Chicago Tribune
Writing in the Atlantic in 2003, Jonathan Rauch made a joke. "Introverts are also not misanthropic," he wrote, though some of us do go along with Sartre as far as to say 'Hell is other people at breakfast.'" Jean-Paul Sartre said nothing about bagels, but the Internet has turned Rauch's bon mot into fact.

Mary Schmich was alerted to a piece by Kevin Delaney that "quoted" Sartre's Rauch-written aphorism by Dan Bloom, a Taiwan-based blogger who spotted it in a Times supplement distributed with a Chinese newspaper. (I can vouch for Bloom's interest in this matter; he's copied me on 10 emails that he's sent to the Times and others about the gaffe.)

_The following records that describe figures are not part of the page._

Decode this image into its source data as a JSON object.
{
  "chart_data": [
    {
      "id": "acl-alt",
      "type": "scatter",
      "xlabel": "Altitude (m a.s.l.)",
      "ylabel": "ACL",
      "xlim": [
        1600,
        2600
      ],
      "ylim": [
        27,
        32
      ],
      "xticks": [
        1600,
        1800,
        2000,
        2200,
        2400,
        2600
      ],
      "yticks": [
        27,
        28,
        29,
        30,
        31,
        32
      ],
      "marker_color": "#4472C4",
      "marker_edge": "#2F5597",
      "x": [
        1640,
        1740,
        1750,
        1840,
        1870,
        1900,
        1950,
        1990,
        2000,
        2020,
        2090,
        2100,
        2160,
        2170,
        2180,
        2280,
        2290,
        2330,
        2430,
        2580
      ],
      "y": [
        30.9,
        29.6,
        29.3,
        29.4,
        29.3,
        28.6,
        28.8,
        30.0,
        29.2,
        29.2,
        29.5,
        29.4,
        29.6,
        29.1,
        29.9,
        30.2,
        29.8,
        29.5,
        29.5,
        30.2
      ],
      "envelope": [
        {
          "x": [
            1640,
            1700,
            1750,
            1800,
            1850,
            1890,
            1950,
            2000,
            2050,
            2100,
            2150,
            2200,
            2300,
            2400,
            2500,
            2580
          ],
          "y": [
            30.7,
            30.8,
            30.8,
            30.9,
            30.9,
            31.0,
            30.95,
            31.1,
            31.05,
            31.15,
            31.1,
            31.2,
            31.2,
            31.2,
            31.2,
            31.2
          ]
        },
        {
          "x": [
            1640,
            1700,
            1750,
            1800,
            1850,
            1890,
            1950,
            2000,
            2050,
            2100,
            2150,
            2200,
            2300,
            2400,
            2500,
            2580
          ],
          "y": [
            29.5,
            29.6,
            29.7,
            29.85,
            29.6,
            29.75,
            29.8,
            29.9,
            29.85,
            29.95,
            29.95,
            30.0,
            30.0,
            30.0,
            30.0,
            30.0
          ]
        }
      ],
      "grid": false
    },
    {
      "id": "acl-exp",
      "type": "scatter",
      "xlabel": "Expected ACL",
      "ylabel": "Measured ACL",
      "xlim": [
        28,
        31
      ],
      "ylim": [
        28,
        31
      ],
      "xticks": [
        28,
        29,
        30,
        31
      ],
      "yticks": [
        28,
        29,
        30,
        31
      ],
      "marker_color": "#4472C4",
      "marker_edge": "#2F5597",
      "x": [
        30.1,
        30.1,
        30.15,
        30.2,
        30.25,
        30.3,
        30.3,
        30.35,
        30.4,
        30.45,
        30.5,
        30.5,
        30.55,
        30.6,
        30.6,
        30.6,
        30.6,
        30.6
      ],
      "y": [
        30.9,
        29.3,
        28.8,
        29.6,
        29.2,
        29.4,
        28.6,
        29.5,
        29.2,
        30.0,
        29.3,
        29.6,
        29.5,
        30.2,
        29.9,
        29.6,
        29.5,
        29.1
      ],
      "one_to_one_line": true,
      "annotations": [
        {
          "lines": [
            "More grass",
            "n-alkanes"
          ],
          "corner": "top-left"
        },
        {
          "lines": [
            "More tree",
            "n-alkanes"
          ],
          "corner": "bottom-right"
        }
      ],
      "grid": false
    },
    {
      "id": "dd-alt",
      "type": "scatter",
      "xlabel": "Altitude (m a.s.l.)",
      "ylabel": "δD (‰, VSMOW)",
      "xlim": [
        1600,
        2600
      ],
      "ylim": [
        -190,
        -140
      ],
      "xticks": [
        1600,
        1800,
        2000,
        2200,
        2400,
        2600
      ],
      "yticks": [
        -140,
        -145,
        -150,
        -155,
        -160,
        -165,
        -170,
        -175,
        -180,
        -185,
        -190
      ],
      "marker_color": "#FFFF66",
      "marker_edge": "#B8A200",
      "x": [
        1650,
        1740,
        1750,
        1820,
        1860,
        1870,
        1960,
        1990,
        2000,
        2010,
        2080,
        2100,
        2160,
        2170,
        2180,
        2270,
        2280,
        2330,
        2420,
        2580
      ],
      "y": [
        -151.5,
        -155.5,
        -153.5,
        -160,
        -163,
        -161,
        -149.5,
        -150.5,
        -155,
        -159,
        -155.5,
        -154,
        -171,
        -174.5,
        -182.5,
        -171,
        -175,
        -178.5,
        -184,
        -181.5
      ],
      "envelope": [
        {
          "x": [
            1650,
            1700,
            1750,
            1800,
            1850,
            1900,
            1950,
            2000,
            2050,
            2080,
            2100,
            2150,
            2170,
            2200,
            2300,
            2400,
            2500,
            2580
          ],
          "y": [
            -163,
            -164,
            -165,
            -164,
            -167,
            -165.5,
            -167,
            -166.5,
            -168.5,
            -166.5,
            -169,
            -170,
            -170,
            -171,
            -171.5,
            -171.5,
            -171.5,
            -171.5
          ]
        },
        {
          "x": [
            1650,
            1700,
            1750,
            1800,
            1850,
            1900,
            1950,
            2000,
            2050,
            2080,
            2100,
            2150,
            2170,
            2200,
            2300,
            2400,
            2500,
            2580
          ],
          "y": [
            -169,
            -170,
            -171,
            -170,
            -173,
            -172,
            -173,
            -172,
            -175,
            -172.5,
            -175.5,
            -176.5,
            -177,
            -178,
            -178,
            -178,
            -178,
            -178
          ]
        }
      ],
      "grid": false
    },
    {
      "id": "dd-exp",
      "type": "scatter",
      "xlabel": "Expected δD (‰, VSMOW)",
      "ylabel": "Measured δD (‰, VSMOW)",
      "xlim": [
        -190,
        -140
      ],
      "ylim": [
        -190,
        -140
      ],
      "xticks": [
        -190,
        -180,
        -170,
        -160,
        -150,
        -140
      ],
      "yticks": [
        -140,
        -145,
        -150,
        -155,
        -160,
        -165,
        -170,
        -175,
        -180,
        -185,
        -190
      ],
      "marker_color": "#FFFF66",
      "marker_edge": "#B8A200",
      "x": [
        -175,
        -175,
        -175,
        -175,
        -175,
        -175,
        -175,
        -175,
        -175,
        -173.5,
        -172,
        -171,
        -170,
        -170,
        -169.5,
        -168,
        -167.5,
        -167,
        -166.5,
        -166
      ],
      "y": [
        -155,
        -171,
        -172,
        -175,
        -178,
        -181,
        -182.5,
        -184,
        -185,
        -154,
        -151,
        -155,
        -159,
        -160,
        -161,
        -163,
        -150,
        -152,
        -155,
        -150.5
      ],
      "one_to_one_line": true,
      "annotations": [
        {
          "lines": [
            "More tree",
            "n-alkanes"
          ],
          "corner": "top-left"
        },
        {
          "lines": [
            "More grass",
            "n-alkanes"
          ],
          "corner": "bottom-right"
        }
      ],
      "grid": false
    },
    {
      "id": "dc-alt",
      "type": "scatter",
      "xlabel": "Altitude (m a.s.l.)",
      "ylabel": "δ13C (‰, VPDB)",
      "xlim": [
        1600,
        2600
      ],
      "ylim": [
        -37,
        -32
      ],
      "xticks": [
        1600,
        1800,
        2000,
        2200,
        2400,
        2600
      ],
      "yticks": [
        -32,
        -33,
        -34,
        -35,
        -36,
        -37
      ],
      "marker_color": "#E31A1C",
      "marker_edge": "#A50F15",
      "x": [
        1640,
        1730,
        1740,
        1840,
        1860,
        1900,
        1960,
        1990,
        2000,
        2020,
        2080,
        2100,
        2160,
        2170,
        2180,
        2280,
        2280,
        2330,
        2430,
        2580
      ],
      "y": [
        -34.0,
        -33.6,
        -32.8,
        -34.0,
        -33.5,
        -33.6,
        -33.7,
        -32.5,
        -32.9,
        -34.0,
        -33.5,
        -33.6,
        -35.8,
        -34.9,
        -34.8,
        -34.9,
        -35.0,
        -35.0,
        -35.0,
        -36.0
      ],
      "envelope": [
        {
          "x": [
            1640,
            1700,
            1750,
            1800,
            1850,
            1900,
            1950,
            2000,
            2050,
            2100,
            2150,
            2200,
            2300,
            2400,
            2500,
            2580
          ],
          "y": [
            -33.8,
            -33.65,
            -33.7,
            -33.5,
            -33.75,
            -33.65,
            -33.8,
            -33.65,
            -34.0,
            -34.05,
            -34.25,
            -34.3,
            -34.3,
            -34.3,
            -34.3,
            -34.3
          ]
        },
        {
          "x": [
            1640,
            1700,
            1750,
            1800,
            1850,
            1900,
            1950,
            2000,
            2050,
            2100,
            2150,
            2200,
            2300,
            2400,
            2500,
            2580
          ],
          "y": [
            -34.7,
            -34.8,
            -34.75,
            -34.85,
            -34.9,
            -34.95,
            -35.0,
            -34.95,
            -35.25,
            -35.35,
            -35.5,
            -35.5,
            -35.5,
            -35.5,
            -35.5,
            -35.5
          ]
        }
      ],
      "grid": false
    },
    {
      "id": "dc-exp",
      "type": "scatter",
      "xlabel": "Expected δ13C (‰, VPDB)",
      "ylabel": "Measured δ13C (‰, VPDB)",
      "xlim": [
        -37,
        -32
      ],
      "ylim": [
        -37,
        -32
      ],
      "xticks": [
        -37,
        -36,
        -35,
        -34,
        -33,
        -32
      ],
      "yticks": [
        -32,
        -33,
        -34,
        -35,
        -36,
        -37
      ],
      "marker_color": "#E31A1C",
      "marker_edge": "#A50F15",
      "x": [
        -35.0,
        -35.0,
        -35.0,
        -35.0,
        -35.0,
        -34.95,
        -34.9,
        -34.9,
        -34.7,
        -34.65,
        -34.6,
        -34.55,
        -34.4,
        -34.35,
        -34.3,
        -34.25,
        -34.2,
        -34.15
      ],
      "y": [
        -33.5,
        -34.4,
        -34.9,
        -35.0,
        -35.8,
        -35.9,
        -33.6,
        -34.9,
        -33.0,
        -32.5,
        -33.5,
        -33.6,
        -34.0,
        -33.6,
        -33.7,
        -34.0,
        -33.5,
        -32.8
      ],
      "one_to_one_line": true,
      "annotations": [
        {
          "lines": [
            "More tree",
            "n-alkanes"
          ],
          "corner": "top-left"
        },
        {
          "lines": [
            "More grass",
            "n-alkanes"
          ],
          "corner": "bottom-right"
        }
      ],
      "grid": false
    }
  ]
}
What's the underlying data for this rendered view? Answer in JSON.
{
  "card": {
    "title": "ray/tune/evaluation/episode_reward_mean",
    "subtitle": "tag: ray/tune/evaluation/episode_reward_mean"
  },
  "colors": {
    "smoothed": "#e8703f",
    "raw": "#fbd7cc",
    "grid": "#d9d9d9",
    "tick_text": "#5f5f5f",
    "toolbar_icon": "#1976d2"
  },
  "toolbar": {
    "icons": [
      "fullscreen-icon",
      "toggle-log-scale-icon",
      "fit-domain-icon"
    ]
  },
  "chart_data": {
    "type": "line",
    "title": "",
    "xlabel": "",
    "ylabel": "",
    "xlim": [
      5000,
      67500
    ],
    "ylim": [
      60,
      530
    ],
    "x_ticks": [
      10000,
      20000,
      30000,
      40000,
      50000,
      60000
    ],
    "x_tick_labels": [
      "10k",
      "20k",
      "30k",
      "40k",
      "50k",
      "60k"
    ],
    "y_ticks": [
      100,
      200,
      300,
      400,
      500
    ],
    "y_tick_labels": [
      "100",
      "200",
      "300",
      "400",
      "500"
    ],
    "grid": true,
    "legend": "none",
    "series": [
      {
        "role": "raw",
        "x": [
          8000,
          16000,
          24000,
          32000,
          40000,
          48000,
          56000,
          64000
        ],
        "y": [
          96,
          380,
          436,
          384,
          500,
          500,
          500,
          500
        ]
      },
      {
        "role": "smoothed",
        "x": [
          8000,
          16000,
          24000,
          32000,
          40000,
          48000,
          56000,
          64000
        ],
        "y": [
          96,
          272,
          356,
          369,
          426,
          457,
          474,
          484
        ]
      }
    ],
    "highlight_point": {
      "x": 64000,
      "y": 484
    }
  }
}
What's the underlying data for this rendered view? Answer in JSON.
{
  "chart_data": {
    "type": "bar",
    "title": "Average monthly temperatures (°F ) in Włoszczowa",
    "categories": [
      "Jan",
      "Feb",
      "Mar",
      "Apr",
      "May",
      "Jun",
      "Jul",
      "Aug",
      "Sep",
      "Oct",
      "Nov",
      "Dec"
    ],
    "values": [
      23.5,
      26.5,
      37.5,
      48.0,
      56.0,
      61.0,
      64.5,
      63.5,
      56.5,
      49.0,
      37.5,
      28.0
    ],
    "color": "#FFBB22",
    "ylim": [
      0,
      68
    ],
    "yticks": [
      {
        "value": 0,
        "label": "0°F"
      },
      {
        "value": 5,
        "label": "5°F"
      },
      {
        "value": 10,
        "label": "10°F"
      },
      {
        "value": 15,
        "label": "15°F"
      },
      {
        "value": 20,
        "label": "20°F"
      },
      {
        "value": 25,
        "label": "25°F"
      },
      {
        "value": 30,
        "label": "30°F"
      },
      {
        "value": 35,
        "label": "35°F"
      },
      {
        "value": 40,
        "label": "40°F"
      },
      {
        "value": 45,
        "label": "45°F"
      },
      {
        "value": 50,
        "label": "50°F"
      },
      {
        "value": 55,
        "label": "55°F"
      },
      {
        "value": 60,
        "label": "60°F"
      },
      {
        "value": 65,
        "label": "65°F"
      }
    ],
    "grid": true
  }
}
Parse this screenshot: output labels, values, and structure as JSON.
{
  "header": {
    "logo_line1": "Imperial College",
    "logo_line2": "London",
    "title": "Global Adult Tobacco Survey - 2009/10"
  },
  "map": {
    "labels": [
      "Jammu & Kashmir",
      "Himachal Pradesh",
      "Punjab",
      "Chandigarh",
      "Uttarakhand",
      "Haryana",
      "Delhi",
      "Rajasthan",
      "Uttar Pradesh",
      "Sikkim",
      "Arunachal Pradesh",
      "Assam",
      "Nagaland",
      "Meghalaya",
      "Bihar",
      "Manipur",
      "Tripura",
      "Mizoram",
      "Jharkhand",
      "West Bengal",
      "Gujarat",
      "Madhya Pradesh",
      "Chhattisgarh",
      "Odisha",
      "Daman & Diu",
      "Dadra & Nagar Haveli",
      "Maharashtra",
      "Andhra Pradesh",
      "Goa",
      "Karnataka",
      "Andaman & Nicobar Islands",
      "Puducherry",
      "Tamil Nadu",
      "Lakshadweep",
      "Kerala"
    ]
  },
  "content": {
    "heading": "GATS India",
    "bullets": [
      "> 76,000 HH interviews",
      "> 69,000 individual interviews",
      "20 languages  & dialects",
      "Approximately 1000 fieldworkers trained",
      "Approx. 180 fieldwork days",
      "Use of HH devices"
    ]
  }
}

Schmich called Fred Shapiro, who edited "The Yale Book of Quotations." "Any time you see a quote attributed to Mark Twain, figure that one is false," Shapiro told her. "Similarly with Yogi Berra and Benjamin Franklin." (Indeed, Mike Daisey got a Twain quote wrong when he published his now-famous nonapology.) Schmich writes that one of her lines is now frequently attributed to Eleanor Roosevelt, and that something she didn't write is now often attributed to her.

Schmich warns readers to be wary of online quotes, but you don't have to bother your iPhone to read an inaccurate quote. I live in the Washington, D.C., area, where a mangled quote recently got carved in stone, which is actually kind of a tradition around here.

It's too bad Rauch didn't make Sartre say "Hell is other people at brunch." No one would have ever questioned that.